If Amy had suffered the shame of the pickled limes, Meg had endured the shame of the borrowed dress, having scorched the back of her own—even though Jo had given herself that particular shame in the story and set it at Mrs. Gardiner’s party instead. Still, everyone who had been at the real Moffat ball knew which March girl that particular scorch mark had belonged to . . .
This is why I can’t write the sequel. Who knows what it would do to them? I’ve already wounded Meg’s pride by pairing her off with Laurie’s tutor when he’s never even said a word to her.
“Now, what fun would a dress be with no scorch marks?” A booming voice followed them inside, and the sound made everyone smile.
Jo pushed back her chair. “Exactly. That’s what makes it a story, you ninnies.”
Theodore Laurence—affectionately called Laurie—burst into the room, lighting the whole place up as he entered, just as he always did. Laurie was Jo’s best friend, their next-door neighbor, and, luckily for Jo, the sort who didn’t care too much for books—not even hers, not even when he appeared in them.
Quite the opposite; he insisted he’d never even read them.

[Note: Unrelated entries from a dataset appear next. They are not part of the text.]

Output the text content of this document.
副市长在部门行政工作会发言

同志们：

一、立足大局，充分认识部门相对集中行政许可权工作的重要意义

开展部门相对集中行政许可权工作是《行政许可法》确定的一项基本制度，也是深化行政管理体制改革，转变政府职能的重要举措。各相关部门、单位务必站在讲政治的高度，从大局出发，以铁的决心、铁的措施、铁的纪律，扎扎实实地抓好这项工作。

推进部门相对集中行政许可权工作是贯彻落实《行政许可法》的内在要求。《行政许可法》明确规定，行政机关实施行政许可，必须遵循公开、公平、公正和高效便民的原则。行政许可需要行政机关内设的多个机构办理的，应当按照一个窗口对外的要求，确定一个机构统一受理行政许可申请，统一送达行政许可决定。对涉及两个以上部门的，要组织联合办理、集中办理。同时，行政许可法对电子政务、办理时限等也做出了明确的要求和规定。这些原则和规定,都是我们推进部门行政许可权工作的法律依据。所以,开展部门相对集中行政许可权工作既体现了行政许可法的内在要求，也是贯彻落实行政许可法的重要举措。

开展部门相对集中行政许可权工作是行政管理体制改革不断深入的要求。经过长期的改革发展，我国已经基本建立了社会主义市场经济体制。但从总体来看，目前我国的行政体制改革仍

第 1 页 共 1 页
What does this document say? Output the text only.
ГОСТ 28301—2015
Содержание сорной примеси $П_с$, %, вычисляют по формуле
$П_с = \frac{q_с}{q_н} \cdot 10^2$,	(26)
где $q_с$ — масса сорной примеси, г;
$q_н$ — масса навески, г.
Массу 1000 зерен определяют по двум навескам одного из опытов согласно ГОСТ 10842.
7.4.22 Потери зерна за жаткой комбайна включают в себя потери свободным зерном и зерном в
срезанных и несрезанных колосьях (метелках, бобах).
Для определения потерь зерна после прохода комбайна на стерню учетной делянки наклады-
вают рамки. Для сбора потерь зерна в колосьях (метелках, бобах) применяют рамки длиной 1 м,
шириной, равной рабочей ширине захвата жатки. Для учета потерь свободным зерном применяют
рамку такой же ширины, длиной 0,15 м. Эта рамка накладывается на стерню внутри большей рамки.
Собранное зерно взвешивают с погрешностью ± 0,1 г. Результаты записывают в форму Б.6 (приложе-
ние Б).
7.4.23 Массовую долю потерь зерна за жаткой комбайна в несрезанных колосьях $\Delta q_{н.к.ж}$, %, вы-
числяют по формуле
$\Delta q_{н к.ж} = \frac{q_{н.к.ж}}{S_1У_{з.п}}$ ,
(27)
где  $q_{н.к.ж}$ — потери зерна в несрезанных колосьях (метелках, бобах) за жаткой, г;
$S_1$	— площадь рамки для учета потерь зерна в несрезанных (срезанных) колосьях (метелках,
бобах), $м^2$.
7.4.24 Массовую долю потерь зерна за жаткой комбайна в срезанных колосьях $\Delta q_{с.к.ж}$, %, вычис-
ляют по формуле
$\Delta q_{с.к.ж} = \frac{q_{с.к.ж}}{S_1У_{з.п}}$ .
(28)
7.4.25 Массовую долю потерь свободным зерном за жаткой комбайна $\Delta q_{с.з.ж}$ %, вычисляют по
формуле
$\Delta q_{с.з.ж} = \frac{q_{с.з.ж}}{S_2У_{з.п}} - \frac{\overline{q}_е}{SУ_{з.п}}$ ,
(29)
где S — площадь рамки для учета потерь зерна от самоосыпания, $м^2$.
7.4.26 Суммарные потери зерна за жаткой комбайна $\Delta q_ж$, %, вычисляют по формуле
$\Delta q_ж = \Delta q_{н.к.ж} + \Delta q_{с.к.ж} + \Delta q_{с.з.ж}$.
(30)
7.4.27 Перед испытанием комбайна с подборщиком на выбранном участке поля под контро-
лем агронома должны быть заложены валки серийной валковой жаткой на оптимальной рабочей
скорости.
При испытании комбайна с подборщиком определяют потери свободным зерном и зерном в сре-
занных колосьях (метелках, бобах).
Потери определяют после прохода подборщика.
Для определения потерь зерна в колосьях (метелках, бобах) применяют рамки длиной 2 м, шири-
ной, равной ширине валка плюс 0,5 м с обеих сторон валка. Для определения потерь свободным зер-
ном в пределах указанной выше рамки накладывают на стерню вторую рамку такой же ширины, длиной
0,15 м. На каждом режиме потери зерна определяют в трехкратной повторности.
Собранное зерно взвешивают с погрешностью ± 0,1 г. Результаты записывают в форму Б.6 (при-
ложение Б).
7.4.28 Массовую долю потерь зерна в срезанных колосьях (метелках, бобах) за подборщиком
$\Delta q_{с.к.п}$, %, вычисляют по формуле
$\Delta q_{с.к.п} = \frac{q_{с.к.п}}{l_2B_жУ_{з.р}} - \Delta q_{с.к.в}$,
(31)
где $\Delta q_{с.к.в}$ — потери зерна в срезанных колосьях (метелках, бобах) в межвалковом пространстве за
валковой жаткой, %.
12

Today, though, he carried inside an armful of paper envelopes, dropping a few at every step.
“Get out of my sight, you horrid boy!” Jo groaned. “Shoo! You’re banished. I can’t handle you and another one of your deliveries most foul.”
The Laurences lived across the road from the Marches—and routinely brought in their mail as a favor. Laurie took his duties as Jo’s postman with a great deal of mock seriousness, just as he did every new opportunity to tease her.
“Oh, you can handle me.” Laurie laughed. “At least, you always have. Quite well, if you don’t mind my saying.”
“It’s true, isn’t it?” Jo smiled, despite her annoyance.
A sweaty lock of sun-streaked gold-brown hair flopped into his eyes, covering half of his cheerful, ruddy face. “I have always belonged entirely and devotedly to you, since long before you had such a great many passionate fans, Milady Shakespeare.”
He tried to manage a bow, but it looked rather like a stagger and only sent more letters flying. Though an athlete, Laurie could often be awkward; though intelligent, he could often be a fool; though rich as a Cherry King, his tastes tended toward the acquired rather than the obvious. Jo suspected he’d had more than enough of finer things, and was interested in something more substantial. What that might be, however, she could not bring herself to yet imagine.
She reached out to place her hand gently upon his flushed cheek. “It’s true, dear boy. Even before I had a single reader, I had a singularly devoted you.”
She kept smiling as she reached for his ear . . .
“Undeniably.” Laurie’s eyes were on hers, as they so often were, these late-spring days. “I remain your first and your greatest—”
. . . and twisted as hard as she could.
“OWWW! SWEET GODLESS HEATHEN BEAST! WHAT SORRY MAN WOULD HAVE YOU!? ATROCITY, THY NAME IS WOMAN! THIS MUST BE HATE MAIL!”
With that, Laurie howled and tossed the whole load of envelopes into the air, where they flew like so many handfuls of confetti about the room.
As befits the wedding of a Cherry King, Jo thought. Just so long as it’s not mine.